The price of the most basic goods in Venezuela cost 13,883,365 bolivars (US $125), which is equivalent to more than 70 minimum wage salaries — equivalent to 177,000 bolivars (US $1.5 ).

Monthly inflation reached 81 percent in December, on top of food and medicine shortages caused by price controls, low production and a lack of foreign exchange for imports.

“Venezuela produces a mere 30 percent of its demand for food,” Economist José Toro Hardy explained. “There are no dollars with which to pay their debts.
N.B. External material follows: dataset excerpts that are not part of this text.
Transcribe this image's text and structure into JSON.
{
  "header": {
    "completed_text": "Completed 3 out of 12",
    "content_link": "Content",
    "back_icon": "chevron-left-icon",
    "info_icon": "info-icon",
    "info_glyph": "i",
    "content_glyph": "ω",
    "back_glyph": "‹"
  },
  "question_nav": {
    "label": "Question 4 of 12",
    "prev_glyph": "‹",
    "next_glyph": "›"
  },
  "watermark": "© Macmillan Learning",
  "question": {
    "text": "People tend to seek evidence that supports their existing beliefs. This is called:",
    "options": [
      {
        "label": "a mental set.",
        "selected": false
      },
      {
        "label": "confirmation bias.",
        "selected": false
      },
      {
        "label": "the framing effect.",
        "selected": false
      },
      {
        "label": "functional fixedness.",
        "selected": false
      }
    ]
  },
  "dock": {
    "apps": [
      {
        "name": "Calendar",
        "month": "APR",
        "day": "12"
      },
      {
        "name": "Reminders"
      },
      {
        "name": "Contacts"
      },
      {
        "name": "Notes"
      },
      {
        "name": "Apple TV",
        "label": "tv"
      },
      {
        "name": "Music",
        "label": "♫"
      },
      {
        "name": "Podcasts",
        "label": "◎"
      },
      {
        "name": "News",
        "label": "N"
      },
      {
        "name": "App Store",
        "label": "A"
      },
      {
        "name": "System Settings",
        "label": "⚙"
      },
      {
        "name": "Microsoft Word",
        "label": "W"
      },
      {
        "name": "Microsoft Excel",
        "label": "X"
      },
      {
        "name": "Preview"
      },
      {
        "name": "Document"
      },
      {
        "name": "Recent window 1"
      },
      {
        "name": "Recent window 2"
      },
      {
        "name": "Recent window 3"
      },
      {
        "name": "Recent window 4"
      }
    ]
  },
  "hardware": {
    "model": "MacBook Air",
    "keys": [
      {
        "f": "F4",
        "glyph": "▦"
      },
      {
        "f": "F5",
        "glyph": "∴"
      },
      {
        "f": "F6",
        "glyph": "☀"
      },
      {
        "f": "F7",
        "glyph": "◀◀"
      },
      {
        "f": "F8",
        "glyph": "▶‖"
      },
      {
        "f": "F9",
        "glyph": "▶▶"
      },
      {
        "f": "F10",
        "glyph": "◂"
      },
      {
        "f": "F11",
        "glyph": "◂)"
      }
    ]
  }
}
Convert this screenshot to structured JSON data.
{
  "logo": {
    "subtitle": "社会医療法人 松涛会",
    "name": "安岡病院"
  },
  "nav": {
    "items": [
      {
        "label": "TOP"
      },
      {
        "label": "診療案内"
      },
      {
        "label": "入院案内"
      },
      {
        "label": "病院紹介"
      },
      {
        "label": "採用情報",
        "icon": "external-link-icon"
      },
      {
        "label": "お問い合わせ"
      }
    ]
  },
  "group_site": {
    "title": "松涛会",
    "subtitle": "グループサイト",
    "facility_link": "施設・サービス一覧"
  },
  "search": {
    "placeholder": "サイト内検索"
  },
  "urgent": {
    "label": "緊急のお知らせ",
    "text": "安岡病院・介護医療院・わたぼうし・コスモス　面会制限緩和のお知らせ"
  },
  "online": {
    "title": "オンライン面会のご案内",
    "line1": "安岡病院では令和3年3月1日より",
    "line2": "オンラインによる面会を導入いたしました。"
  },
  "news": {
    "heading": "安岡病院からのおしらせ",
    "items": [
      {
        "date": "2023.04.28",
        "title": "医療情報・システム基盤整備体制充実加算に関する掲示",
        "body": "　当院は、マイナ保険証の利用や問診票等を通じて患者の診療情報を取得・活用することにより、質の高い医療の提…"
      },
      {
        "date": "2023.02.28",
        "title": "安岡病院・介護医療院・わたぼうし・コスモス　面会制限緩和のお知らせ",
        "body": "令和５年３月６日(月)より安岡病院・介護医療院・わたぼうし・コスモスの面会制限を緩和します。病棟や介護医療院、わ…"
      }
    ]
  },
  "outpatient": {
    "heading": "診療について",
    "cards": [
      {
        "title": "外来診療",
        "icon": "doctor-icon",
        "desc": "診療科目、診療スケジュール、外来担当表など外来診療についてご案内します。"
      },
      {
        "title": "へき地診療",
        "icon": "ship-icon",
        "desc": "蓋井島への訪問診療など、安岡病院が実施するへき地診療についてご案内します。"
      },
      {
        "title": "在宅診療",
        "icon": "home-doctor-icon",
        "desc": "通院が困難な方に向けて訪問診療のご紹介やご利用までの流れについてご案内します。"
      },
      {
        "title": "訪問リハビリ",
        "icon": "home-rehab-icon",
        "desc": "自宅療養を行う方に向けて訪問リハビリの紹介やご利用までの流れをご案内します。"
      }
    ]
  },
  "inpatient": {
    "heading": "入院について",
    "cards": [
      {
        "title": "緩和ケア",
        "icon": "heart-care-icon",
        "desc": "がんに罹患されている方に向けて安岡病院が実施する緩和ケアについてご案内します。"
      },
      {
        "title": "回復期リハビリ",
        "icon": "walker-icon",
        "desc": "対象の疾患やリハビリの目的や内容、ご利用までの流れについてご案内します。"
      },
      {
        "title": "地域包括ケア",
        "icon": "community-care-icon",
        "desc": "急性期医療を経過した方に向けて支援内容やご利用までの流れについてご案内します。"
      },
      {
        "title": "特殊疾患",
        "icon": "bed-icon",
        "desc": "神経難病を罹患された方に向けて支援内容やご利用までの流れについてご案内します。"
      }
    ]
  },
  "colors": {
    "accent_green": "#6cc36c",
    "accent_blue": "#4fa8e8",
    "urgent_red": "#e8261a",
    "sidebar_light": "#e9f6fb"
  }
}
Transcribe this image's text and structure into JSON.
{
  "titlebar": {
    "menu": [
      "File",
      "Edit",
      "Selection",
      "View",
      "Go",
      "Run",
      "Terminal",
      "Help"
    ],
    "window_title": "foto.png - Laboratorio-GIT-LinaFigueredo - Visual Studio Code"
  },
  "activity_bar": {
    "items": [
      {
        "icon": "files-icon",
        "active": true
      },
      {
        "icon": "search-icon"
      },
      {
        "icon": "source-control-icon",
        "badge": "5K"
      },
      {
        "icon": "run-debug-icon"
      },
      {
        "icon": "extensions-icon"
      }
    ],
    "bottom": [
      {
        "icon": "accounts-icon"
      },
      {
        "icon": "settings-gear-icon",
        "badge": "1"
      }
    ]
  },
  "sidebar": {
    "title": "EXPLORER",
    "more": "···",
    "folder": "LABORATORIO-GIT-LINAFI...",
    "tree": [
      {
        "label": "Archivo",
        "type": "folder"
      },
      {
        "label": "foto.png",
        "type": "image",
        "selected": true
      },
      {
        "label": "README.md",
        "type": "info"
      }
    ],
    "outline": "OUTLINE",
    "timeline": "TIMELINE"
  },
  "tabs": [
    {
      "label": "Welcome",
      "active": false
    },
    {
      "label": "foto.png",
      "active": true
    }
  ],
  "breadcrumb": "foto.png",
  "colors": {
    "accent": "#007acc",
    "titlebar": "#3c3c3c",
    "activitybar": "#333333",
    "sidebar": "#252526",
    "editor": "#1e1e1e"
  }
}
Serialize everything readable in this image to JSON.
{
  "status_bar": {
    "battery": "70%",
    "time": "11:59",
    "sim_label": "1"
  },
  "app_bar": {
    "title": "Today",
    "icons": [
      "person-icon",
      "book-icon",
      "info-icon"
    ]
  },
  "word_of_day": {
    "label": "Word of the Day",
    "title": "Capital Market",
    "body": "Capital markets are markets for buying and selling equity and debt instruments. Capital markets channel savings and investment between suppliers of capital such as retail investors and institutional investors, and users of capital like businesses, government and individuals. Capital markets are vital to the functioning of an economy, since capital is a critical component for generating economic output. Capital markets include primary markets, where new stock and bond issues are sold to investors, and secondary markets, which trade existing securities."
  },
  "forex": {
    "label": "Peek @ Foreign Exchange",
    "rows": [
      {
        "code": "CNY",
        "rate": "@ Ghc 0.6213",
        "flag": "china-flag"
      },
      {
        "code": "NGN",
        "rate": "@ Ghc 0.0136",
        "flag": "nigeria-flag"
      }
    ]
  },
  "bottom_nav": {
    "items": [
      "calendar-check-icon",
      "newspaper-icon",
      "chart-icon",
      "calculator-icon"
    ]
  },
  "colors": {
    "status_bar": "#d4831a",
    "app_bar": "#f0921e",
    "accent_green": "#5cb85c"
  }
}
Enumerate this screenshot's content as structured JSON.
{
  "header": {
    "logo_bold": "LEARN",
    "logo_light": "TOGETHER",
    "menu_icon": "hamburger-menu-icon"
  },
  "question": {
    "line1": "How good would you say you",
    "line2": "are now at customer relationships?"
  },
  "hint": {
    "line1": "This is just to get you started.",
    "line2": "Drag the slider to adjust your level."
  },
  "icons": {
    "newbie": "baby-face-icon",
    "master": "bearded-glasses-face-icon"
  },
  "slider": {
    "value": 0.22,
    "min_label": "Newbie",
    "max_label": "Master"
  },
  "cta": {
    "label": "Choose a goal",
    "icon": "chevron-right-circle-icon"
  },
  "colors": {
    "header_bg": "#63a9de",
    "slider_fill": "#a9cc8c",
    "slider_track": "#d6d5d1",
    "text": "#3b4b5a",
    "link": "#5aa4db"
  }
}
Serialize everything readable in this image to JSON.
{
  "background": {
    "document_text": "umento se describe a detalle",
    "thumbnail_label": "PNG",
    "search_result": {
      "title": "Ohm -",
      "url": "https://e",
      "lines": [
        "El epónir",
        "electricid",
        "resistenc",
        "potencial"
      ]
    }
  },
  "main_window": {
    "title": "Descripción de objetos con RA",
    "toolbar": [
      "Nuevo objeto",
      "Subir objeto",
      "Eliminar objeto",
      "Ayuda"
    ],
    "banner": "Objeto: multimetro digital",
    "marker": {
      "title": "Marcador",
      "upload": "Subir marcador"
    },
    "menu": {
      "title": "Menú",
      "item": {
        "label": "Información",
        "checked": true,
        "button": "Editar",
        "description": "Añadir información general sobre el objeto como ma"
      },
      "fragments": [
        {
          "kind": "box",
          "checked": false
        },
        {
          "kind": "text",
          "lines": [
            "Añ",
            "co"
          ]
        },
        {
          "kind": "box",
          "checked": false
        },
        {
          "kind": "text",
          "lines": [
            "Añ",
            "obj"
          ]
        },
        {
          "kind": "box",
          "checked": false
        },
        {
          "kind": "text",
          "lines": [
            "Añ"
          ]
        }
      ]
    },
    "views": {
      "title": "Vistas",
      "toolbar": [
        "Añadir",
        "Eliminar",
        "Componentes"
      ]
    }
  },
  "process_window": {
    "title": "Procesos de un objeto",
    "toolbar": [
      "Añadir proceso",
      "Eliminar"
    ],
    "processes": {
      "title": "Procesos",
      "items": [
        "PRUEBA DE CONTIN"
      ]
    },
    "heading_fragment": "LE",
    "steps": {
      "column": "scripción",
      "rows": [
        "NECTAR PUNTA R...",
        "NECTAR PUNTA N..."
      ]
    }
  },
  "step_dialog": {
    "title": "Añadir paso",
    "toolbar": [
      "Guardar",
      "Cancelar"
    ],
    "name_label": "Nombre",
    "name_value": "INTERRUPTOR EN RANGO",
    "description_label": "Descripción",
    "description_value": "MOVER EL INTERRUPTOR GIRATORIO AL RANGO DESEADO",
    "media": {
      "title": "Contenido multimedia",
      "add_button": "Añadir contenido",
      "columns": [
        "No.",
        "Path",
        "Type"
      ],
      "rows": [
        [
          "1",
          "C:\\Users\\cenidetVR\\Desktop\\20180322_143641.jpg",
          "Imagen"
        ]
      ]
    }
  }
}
They have the highest inflation rate in the world. They are about to default. They are isolated and the regime is losing money.”

The desperation in Venezuela is so bad that many Venezuelans are forced to dig through the garbage in search of food.


The issues facing Venezuela left its citizens very little to celebrate as the new year began. The government, which had promised to give food to the poorest areas, once again broke its word and led people to protest.

The regime has tried to blame exterior influences on its issues, claiming that imports of a traditional holiday dish called Christmas pork haunch were sabotaged. Though Colombia was one of the countries accused by Maduro of preventing pork imports, the country actually did allow for the shipment of 50 tons of pork to Venezuela.

Though the Venezuelan government did not complete the procedures for the export of Colombian pork, Colombia allowed two trucks with special permits to leave for Venezuela, and allowed an additional two trucks once the corresponding procedures to cross the border had been completed, according to a source in Colombia’s Directorate of National Taxes and Customs.